Una battaglia destinata a durare anni

La disputa tra la Motion Picture Association e ByteDance è probabilmente solo l’inizio di una lunga serie di confronti legali. I modelli di intelligenza artificiale generativa vengono addestrati su enormi quantità di dati – spesso miliardi di immagini, video, testi e registrazioni audio.
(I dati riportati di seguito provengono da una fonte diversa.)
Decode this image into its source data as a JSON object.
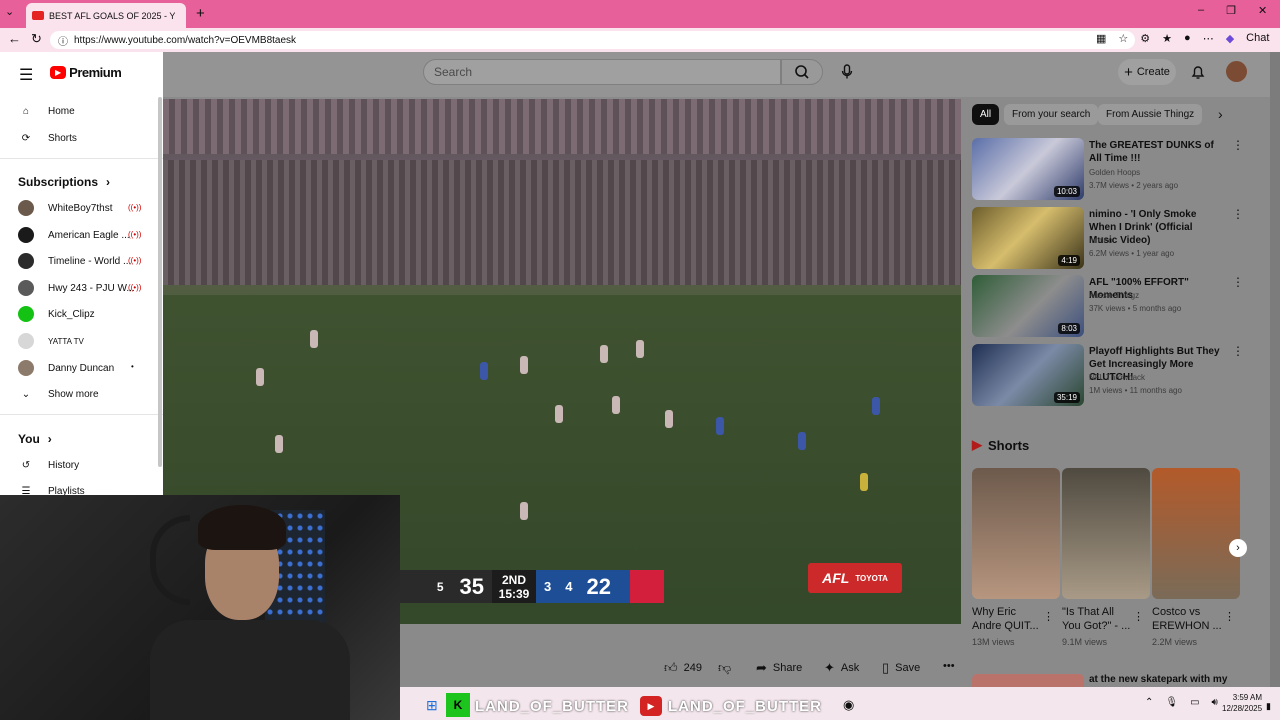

Stabilire quali di questi contenuti siano stati utilizzati con autorizzazione e quali invece senza licenza è una questione estremamente complessa. Per questo motivo molti esperti prevedono anni di contenziosi legali prima che emergano regole chiare. Nel frattempo, l’industria creativa si trova di fronte a un dilemma: da un lato l’intelligenza artificiale offre strumenti potenti per la produzione di contenuti, dall’altro rischia di erodere il valore delle opere originali su cui si basa l’intero sistema culturale. La sfida dei prossimi anni sarà trovare un equilibrio tra innovazione tecnologica e tutela dei diritti dei creatori. Un equilibrio che, almeno per ora, sembra ancora molto lontano.